Leadership is not about the power you hold, but the people you help grow.

Julie Lynn Yacoub
Julie Lynn Yacoub
Principal, Laboratory Operations & Data Solutions
Exact Sciences
Grow Your Professional Garden

Shakespeare famously wrote, “Some men are born great. Some men achieve greatness. Some men have greatness thrust upon them.”

This line is often quoted as inspiration. I have always understood it as a warning.

In modern organizations, we too often confuse authority with legitimacy and career progression with personal worth. At its worst, this mindset echoes the Divine Right of Kings—the belief that power alone justifies itself. Statements like, “You should follow my leadership because I’m [TITLE],” are subtle but corrosive. Authority can be granted instantly; wisdom cannot. And not everyone who receives power is prepared to use it well.

Anyone who has ever had a boss has seen this dynamic play out. But leadership is not only about those who acquire authority; it is also about those still working toward their own definition of greatness.

Early in my career, I missed the memo that you weren’t supposed to care deeply about the people you worked with. What I noticed instead was that most people are not chasing status for its own sake. They want to be recognized for work that matters, in ways that matter to them.

As my responsibilities grew, I realized something else: while I actively sought mentors and counsel, many others were simply winging it—often with predictable consequences. That realization shifted my focus. Rather than asking how to advance myself, I began asking how to help others become great in the ways they aspired to be.

Sometimes that meant offering direct, uncomfortable feedback on a résumé or a career move. Other times, it meant sitting in a diner after work, listening quietly, passing tissues, and saying very little. And occasionally, it meant telling someone they were wrong—clearly, kindly, and without ambiguity—while also offering a concrete path forward.

Conventional wisdom tells us that organizations are competitive by nature: look out for yourself, outmaneuver others, be the last one standing. In the short term, this approach can appear effective. But over time, I have seen it hollow organizations out. Burnout replaces trust. Talent disengages quietly. Systems become brittle.

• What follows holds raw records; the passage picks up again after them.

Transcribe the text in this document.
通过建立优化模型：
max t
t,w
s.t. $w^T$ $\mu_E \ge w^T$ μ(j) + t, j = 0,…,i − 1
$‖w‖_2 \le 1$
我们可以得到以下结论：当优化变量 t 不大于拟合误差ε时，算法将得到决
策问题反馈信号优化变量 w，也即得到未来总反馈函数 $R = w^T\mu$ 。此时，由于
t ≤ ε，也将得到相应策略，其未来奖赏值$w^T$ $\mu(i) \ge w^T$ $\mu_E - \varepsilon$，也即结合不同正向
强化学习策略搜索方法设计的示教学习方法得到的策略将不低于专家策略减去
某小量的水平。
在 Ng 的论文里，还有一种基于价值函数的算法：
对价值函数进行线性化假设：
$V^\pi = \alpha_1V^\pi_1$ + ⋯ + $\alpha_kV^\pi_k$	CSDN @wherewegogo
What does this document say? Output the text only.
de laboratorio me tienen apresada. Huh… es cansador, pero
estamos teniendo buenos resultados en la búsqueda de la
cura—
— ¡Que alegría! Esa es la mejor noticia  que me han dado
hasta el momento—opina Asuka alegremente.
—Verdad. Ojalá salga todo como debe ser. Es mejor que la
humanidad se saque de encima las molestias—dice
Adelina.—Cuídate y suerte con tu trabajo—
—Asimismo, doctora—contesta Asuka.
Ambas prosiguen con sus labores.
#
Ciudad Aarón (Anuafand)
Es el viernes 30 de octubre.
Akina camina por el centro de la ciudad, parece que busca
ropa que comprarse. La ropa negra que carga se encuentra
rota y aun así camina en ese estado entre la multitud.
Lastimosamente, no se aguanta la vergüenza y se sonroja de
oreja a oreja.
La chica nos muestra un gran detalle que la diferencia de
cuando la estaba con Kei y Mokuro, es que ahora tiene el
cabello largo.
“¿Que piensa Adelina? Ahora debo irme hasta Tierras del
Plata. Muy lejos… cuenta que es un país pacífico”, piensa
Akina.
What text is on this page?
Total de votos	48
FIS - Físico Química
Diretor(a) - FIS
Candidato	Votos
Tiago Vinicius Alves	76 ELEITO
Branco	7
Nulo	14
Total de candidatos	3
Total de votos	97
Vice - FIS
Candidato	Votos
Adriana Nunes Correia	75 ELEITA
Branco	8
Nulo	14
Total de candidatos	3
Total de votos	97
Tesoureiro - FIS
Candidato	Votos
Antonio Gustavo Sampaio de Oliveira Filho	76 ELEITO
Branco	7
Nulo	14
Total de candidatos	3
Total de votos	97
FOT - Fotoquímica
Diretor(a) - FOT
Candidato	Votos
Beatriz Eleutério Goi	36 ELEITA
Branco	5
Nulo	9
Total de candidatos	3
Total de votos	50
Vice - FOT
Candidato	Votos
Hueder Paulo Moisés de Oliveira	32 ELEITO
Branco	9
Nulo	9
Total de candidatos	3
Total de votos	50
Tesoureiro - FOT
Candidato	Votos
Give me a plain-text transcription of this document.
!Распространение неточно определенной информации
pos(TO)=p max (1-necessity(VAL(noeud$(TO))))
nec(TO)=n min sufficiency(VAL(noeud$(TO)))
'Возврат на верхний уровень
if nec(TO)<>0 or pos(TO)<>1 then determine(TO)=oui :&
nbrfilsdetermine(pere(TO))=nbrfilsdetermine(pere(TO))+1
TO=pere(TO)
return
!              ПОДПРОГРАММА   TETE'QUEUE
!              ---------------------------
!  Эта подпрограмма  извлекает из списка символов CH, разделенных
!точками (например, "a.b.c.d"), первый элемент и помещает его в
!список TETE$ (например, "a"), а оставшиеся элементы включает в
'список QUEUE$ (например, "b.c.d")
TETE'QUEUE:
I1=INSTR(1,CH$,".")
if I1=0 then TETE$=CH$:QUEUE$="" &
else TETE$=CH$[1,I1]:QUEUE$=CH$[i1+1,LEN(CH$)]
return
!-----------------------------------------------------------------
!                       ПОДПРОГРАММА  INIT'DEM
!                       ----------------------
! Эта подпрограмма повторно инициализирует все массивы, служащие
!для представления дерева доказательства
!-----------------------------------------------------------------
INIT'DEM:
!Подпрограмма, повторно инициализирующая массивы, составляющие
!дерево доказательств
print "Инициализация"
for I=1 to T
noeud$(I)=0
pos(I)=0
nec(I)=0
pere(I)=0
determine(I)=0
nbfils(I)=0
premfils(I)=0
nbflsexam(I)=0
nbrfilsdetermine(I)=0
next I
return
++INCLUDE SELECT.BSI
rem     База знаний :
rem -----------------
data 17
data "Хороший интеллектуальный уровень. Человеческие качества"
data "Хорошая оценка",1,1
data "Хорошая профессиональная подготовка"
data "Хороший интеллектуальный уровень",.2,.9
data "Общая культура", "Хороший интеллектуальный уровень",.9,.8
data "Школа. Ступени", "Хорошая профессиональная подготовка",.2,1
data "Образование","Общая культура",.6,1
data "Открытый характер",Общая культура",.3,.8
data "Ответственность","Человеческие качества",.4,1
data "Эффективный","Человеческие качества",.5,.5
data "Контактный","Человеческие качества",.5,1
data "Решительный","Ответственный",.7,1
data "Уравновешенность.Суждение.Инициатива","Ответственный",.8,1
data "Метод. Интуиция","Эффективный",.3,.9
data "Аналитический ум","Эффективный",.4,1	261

The strongest organizations I’ve seen are built differently. Their leaders invest in people rather than consuming them, dividing them, or attempting to outlast them.

Business language often calls this teamwork, culture, or win-win thinking. There is a simpler and more honest word.

Love.

Not sentimentality. Not indulgence. Commitment. Caring enough about people to help them grow, to tell the truth when it is uncomfortable, and to make hard decisions with intention rather than indifference. Love accepts responsibility for outcomes, including the discomfort that comes with honesty.

This is how I think about leadership.

Be a gardener: help people identify what is holding them back and remove what no longer serves them.

Be a curator: help them recognize when what is merely good is preventing them from reaching what is best.

When leaders take responsibility for the growth of others—deliberately, consistently, and without ego—greatness stops being accidental and becomes inevitable.